In contrast to many unicellular organisms including yeast, which displayed evolved mechanisms allowing them to grow and survive in the absence of oxygen, animals fully rely on cell respiration that takes place in the mitochondria. The oxidative phosphorylation (OxPhos) machinery is a key functional unit, located on the inner mitochondrial membrane that combines electron transport with cell respiration and ATP synthesis.
The energy given to the electrons of the reduced coenzyme NADH and to succinate by the TCA cycle is transferred in small steps in the inner membrane of the mitochondrion through a chain of five protein complexes.
This series of coupled reactions is often referred to as oxidative phosphorylation. OXPHOS consists of the electron transport chain (ETC), which comprises NADH-dehydrogenase (complex I), succinate dehydrogenase (complex II), ubiquinone (Coenzyme Q10 (CoQ10)), bc1 complex (complex III), cytochrome c (Cyt c), and cytochrome c oxidase (COX; complex IV).

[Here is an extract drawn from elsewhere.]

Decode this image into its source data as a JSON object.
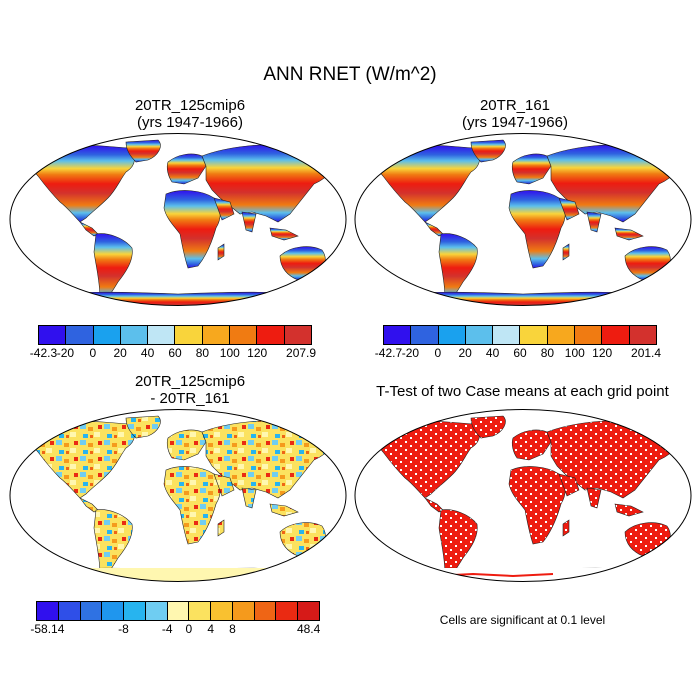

– Complex I (NADH-coenzyme Q oxidoreductase, NADH dehydrogenase). The reduced coenzyme NADH binds to Complex I and accomplishes the reduction of Coenzyme Q10 (CoQ10). Electrons are transferred through Complex I using FMN (flavin mononucleotide) and a series of Fe-S clusters. The process accomplishes the pumping of four protons across the inner mitochondrial membrane to the intermembrane space.
– Complex II (Succinate-Q oxidoreductase). This complex forms a second entry point into the electron transport chain using the succinate produced in the TCA cycle.
– Complex III (Q-cytochrome c oxidoreductase). This complex oxidizes ubiquinol and reduces two molecules of cytochrome-c. Four hydrogens are pumped across the membrane to the intermembrane space.
– Complex IV (Cytochrome c oxidase). This final ETC complex finally transfer electrons to oxygen and pumps two protons across the membrane.
Thus, a total of 10 protons are released in the intermembrane space for one NADH that has entered into the electron transfer chain.
The movement of electrons through complexes I-IV causes protons (hydrogen atoms) to be pumped out of the intramitochondrial matrix into intermembrane space. As a result, a net negative charge (from the electrons) builds up in the matrix space while a net positive charge (from the proton pumping) builds up in the intermembrane space. This differential electrical charge establishes an electrochemical gradient.
ATP synthase (complex V) functions like a molecular nanomotor. It is composed of two rotary motors, each powered by a different fuel. The first one, termed F0, is likely to be an electric motor embedded in the membrane between mitochondrial matrix and intermembrane space. It is powered by the flow of hydrogen ions across the membrane down the gradient. As the protons flow through the motor, they turn a circular rotor. This rotor is connected to the second motor, termed F1. The F1 motor behaves as a chemical motor, powered by ATP. The two motors are connected together by a stator, shown on the right, so that when F0 turns, F1 turns too.
The synthesis of ATP requires several steps, including the binding of ADP and phosphate, the formation of the new phosphate-phosphate bond, and release of ATP. As the axle turns, it forces the motor into three different conformations that assist these difficult steps.